According to the U.S. Energy Information Administration's International Energy Outlook 2017, the most popular gas-to-liquids conversions are those that see natural gas turned into diesel, gasoline and waxes. The EIA said that GTL plants around the world produce about 0.2% of these liquids, which translates to about 230,000 barrels per day. OilVoice reported that more than 90% of GTL production, as of the beginning of 2017, comes from two facilities in Qatar, one in South Africa and one in Nigeria.
Despite the negative impact oil prices have had on GLT plant construction, ethane cracker plant development seems to be trending up.
Like Sasol, Shell Chemicals has made a massive investment in ethane and is currently underway with construction of a $6 billion cracker plant in Potter Township, PA. The company, which will put out about 1.6 million tons of polyethylene every year, is expected to employ about 6,000 construction workers when building activity is at its peak. In addition to the cracker plant itself, the complex will also include an office building, a natural gas-fired power plant, cooling tower and water treatment plant. Shell has also been working on infrastructure improvements — bridges and roads — around the new facility.

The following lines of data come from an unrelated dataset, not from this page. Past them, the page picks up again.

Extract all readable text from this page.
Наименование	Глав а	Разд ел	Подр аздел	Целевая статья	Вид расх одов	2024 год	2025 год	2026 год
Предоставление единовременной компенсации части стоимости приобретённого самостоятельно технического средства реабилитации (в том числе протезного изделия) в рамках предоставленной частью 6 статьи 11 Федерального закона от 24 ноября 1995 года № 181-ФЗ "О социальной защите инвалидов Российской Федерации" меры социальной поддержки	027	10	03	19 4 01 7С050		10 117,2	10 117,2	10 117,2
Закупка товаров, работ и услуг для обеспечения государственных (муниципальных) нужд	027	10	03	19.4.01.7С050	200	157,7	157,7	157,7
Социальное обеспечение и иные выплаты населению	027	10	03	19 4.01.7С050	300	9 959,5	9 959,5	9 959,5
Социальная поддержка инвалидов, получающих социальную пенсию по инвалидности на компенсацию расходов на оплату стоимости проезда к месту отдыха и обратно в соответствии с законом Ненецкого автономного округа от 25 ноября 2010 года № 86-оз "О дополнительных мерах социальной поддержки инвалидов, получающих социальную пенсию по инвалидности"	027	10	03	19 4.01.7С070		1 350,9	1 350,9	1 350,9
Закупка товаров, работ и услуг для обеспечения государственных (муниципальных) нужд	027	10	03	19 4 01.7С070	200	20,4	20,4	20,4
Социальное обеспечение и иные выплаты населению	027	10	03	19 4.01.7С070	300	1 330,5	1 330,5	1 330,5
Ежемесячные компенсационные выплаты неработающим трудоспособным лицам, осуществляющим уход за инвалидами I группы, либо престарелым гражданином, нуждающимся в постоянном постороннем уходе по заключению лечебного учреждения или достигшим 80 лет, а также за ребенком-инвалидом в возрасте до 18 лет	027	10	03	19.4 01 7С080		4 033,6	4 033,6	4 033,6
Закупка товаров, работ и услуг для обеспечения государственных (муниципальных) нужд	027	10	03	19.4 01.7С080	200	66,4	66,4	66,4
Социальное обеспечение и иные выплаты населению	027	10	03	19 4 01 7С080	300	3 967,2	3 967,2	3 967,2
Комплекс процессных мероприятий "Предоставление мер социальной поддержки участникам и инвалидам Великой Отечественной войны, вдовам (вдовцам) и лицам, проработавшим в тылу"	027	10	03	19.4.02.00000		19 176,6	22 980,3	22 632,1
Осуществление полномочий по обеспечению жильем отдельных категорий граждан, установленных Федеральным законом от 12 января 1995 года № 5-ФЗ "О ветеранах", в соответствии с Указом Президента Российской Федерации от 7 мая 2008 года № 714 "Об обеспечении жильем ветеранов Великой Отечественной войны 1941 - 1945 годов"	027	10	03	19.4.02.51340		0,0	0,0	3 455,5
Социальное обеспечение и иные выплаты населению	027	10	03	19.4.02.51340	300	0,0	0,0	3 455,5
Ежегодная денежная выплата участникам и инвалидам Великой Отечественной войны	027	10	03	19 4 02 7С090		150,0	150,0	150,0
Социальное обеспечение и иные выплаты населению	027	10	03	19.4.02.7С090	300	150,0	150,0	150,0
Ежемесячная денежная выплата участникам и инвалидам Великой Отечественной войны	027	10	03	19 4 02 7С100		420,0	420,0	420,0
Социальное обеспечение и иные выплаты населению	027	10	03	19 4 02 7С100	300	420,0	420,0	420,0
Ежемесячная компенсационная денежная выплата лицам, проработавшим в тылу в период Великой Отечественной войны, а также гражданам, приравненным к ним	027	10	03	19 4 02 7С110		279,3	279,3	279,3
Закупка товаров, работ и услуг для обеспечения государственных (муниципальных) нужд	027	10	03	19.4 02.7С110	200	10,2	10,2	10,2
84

ExxonMobil and Saudi Arabia-based Sabic have also entered the ethane cracker business under the joint venture of Gulf Coast Growth Ventures. Construction on Gulf Coast's $10 billion ethane steam cracker plant just north of Corpus Christi, TX, is expected to kick off in 2019, but the JV has already awarded 13 contracts for the project, 12 of which went to local firms. Once complete, that plant will be the largest such facility in the world.